If you find errors in your credit report, don’t wait to dispute this information. Here’s what to do:
- Consider contacting the lender first (it can then submit updated information to the credit bureau)
- Gather documentation to support your dispute
- File a dispute with Equifax online
Once you’ve submitted a dispute, the credit bureau will investigate your claim. You can expect results within 30 days. If the information is found to be erroneous, your credit report will be updated. You can file disputes with Experian and TransUnion online as well.
So, about that data breach
What makes the Equifax data breach particularly alarming is not only the scale of those affected, but also the nature of the information it exposed. This all boils down to Equifax’s core business. As one of the three major credit reporting agencies in the United States, more than half of American adults have their sensitive personal and financial information under the thumb of Equifax.
This information includes names, Social Security numbers, birth dates, addresses, and driver’s license numbers, all of which were compromised in the 2017 breach. Sure, Equifax agreed to pay a whopping $700 million as part of the settlement to help those affected — the largest settlement ever paid for a data breach. The company is even obligated per the settlement to spend a minimum of $1 billion to improve its data security. But when this type of information about this many people is housed in one spot, proper security measures should already be in place.
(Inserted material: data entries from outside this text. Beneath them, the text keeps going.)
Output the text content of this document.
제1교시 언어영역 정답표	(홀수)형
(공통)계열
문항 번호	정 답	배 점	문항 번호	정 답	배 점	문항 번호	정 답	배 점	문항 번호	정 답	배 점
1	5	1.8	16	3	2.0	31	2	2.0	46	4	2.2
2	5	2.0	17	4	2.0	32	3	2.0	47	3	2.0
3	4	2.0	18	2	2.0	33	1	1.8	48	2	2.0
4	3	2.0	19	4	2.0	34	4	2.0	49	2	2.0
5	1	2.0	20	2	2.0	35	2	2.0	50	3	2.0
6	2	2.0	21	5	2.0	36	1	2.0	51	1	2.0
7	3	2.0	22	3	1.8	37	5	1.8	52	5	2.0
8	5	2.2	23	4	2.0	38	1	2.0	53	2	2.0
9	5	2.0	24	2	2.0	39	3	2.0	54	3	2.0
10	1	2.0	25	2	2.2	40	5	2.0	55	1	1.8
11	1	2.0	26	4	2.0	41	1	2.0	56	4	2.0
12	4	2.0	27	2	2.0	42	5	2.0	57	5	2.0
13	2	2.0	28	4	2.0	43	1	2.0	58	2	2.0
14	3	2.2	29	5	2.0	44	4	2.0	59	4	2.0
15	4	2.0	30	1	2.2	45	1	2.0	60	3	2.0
Equifax can spend billions trying to mend fences, but there should have been more than a dilapidated fence guarding the personal information of 143 million consumers to begin with.
Two years after what is generally considered the worst corporate data breach ever in the U.S., your information is still collected and sold, and there really isn’t much you can do about it. According to CNN, it’s a valuable business, and Equifax provides an essential service for consumer lending. Lenders will continue sharing information with the credit reporting agencies; otherwise, the accuracy of the credit reports they buy back could take a hit.
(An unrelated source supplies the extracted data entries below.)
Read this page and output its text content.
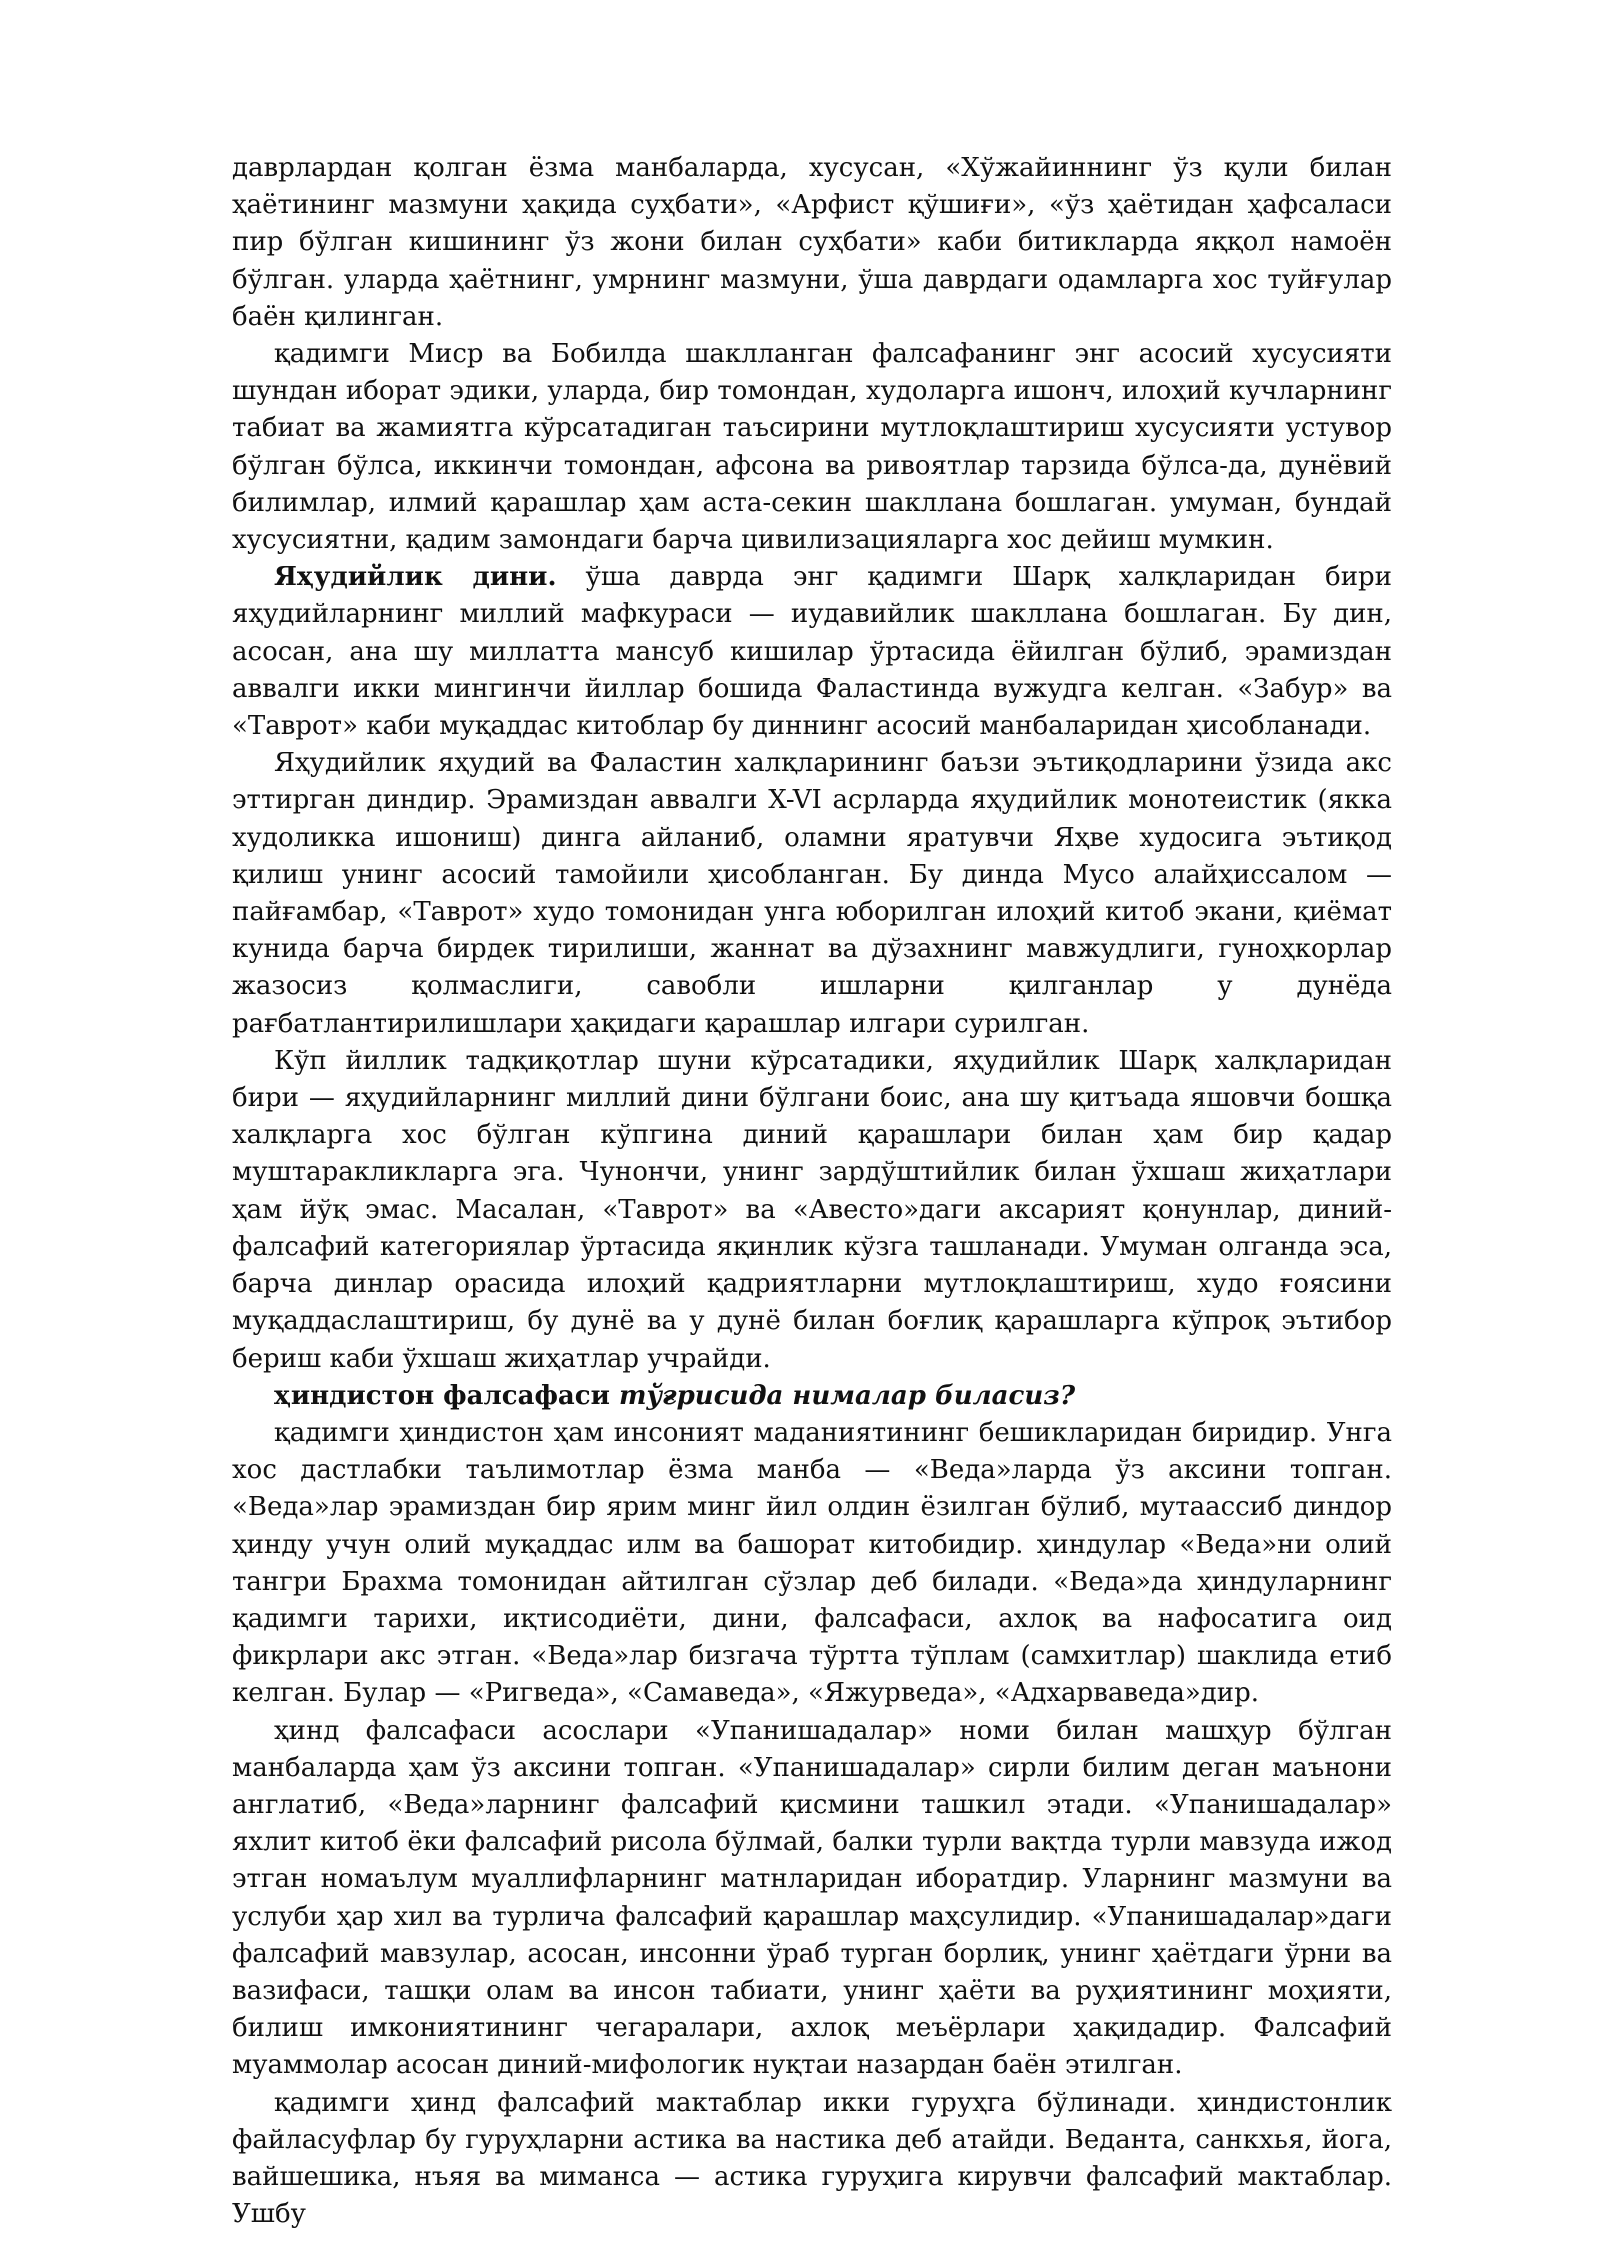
даврлардан қолган ёзма манбаларда, хусусан, «Хўжайиннинг ўз қули билан ҳаётининг мазмуни ҳақида суҳбати», «Арфист қўшиғи», «ўз ҳаётидан ҳафсаласи пир бўлган кишининг ўз жони билан суҳбати» каби битикларда яққол намоён бўлган. уларда ҳаётнинг, умрнинг мазмуни, ўша даврдаги одамларга хос туйғулар баён қилинган.

қадимги Миср ва Бобилда шаклланган фалсафанинг энг асосий хусусияти шундан иборат эдики, уларда, бир томондан, худоларга ишонч, илоҳий кучларнинг табиат ва жамиятга кўрсатадиган таъсирини мутлоқлаштириш хусусияти устувор бўлган бўлса, иккинчи томондан, афсона ва ривоятлар тарзида бўлса-да, дунёвий билимлар, илмий қарашлар ҳам аста-секин шакллана бошлаган. умуман, бундай хусусиятни, қадим замондаги барча цивилизацияларга хос дейиш мумкин.

Яҳудийлик дини. ўша даврда энг қадимги Шарқ халқларидан бири яҳудийларнинг миллий мафкураси — иудавийлик шакллана бошлаган. Бу дин, асосан, ана шу миллатта мансуб кишилар ўртасида ёйилган бўлиб, эрамиздан аввалги икки мингинчи йиллар бошида Фаластинда вужудга келган. «Забур» ва «Таврот» каби муқаддас китоблар бу диннинг асосий манбаларидан ҳисобланади.

Яҳудийлик яҳудий ва Фаластин халқларининг баъзи эътиқодларини ўзида акс эттирган диндир. Эрамиздан аввалги X-VI асрларда яҳудийлик монотеистик (якка худоликка ишониш) динга айланиб, оламни яратувчи Яҳве худосига эътиқод қилиш унинг асосий тамойили ҳисобланган. Бу динда Мусо алайҳиссалом — пайғамбар, «Таврот» худо томонидан унга юборилган илоҳий китоб экани, қиёмат кунида барча бирдек тирилиши, жаннат ва дўзахнинг мавжудлиги, гуноҳкорлар жазосиз қолмаслиги, савобли ишларни қилганлар у дунёда рағбатлантирилишлари ҳақидаги қарашлар илгари сурилган.

Кўп йиллик тадқиқотлар шуни кўрсатадики, яҳудийлик Шарқ халқларидан бири — яҳудийларнинг миллий дини бўлгани боис, ана шу қитъада яшовчи бошқа халқларга хос бўлган кўпгина диний қарашлари билан ҳам бир қадар муштаракликларга эга. Чунончи, унинг зардўштийлик билан ўхшаш жиҳатлари ҳам йўқ эмас. Масалан, «Таврот» ва «Авесто»даги аксарият қонунлар, диний-фалсафий категориялар ўртасида яқинлик кўзга ташланади. Умуман олганда эса, барча динлар орасида илоҳий қадриятларни мутлоқлаштириш, худо ғоясини муқаддаслаштириш, бу дунё ва у дунё билан боғлиқ қарашларга кўпроқ эътибор бериш каби ўхшаш жиҳатлар учрайди.

ҳиндистон фалсафаси тўғрисида нималар биласиз?

қадимги ҳиндистон ҳам инсоният маданиятининг бешикларидан биридир. Унга хос дастлабки таълимотлар ёзма манба — «Веда»ларда ўз аксини топган. «Веда»лар эрамиздан бир ярим минг йил олдин ёзилган бўлиб, мутаассиб диндор ҳинду учун олий муқаддас илм ва башорат китобидир. ҳиндулар «Веда»ни олий тангри Брахма томонидан айтилган сўзлар деб билади. «Веда»да ҳиндуларнинг қадимги тарихи, иқтисодиёти, дини, фалсафаси, ахлоқ ва нафосатига оид фикрлари акс этган. «Веда»лар бизгача тўртта тўплам (самхитлар) шаклида етиб келган. Булар — «Ригведа», «Самаведа», «Яжурведа», «Адхарваведа»дир.

ҳинд фалсафаси асослари «Упанишадалар» номи билан машҳур бўлган манбаларда ҳам ўз аксини топган. «Упанишадалар» сирли билим деган маънони англатиб, «Веда»ларнинг фалсафий қисмини ташкил этади. «Упанишадалар» яхлит китоб ёки фалсафий рисола бўлмай, балки турли вақтда турли мавзуда ижод этган номаълум муаллифларнинг матнларидан иборатдир. Уларнинг мазмуни ва услуби ҳар хил ва турлича фалсафий қарашлар маҳсулидир. «Упанишадалар»даги фалсафий мавзулар, асосан, инсонни ўраб турган борлиқ, унинг ҳаётдаги ўрни ва вазифаси, ташқи олам ва инсон табиати, унинг ҳаёти ва руҳиятининг моҳияти, билиш имкониятининг чегаралари, ахлоқ меъёрлари ҳақидадир. Фалсафий муаммолар асосан диний-мифологик нуқтаи назардан баён этилган.

қадимги ҳинд фалсафий мактаблар икки гуруҳга бўлинади. ҳиндистонлик файласуфлар бу гуруҳларни астика ва настика деб атайди. Веданта, санкхья, йога, вайшешика, нъяя ва миманса — астика гуруҳига кирувчи фалсафий мактаблар. Ушбу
In a perfect world, credit reporting agencies like Equifax having our personal information would be a good thing, as this helps us prove who we are. But problems arise when that same information falls into the hands of criminals who can use it to steal our identities and rack up debt in our names, leaving us as individuals to clean up the mess.
To protect yourself as best you can, consider these tips for safeguarding your information:
- Regularly check your financial accounts for errors and suspicious activity
- Enroll in credit monitoring (sites like Credit Karma provide this service free of charge)
- Place a fraud alert on your credit reports
- Always use strong passwords that differ from one another
- Consider freezing your credit
The bottom line on Equifax
Equifax is one of the biggest credit bureaus in the United States, and, unfortunately, you can’t just avoid it even if you want to. Do what you can on your part to protect your information, and if you notice fraudulent activity on your credit report, act immediately.
Having a track record of your credit history helps you prove who you are and gives you the opportunity to make the financial decisions that align best with your situation. We just have to expect those who are collecting it to do the best job they can at protecting it.
If you need to contact Equifax directly, you can do so online on its website or by calling 888-548-7878. Chat is also available online from 8 a.m. to midnight (ET), Monday through Friday.